As manifestações que se desenrolam, um pouco por todo o lado, no Ocidente contra o racismo nos Estados Unidos mascaram a evolução do conflito que lá sucede. Este passou de uma contestação aos resquícios da escravatura dos Negros para um conflito totalmente diferente, susceptível de por em causa a integridade do país.
Na semana passada eu recordava que os Estados Unidos deveriam ter-se dissolvido após o colapso da União Soviética à qual estavam espelhados. No entanto, o projecto imperialista (a «Guerra Sem Fim») lançado por George W. Bush permitira relançar o país após os atentados do 11 de Setembro de 2001. Também sublinhei que, no decurso das últimas décadas, a população se havia movido muito para voltar a agrupar-se por afinidades culturais [1]. Como os casamentos inter-raciais se tornavam raros de novo, eu concluía que a integridade do país estaria ameaçada assim que outras minorias, para além dos Negros, entrassem na contestação [2].

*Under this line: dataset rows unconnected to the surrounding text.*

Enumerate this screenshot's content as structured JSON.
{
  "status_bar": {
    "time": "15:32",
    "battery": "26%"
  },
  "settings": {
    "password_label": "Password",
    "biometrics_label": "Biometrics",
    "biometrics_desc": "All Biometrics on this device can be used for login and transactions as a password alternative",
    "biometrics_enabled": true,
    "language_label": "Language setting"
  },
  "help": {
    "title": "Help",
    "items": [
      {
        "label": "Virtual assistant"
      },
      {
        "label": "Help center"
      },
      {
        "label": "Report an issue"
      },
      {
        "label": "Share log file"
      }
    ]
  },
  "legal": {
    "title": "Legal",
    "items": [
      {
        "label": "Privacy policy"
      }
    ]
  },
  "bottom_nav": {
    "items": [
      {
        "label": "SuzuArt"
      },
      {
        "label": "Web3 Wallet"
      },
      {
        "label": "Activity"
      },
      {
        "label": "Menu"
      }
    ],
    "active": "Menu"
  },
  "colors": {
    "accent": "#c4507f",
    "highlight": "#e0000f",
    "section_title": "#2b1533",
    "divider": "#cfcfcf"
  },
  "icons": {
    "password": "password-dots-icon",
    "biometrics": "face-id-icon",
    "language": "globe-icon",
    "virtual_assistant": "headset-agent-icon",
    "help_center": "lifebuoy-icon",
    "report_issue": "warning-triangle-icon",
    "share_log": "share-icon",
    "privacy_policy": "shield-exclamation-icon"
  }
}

É precisamente a isto que assistimos hoje em dia. O conflito já não opõe Negros e Brancos uma vez que os Brancos se tornaram maioritários em certas manifestações anti-racistas, que Hispânicos e Asiáticos se juntaram aos desfiles e que, agora, o Partido Democrata está nelas envolvido.
Desde o mandato de Bill Clinton, o Partido Democrata identificou-se com o processo de globalização financeira; uma posição que o Partido Republicano apoiou tardiamente, sem nunca a adoptar plenamente. Donald Trump representa uma terceira via: a do «sonho americano», quer dizer, a do empreendedorismo oposto à Finança. Ele fez-se eleger proclamando o America First !, o que não se referia ao movimento isolacionista pró-nazi dos anos 30, como se pretendeu, mas à relocalização de empregos como se verificou em seguida. Ele foi, é certo, apoiado pelo Partido Republicano, mas permanece um «Jacksoniano» e não é, nem um pouco mais ou menos, um «Conservador».
Tal como mostrou o historiador Kevin Phillips —o conselheiro eleitoral de Richard Nixon—, a cultura anglo-saxónica deu origem a três guerras civis sucessivas [3] :
- a primeira guerra civil inglesa, dita « Grande Revolta» (que opôs Lord Cromwell e Carlos Iº 1642-1651) ;
- a segunda guerra civil inglesa ou «Guerra da Independência dos Estados Unidos» (1775-1783) ;
- e a terceira guerra civil anglo-saxónica ou « Guerra da Secessão» nos Estados Unidos (1861-1865).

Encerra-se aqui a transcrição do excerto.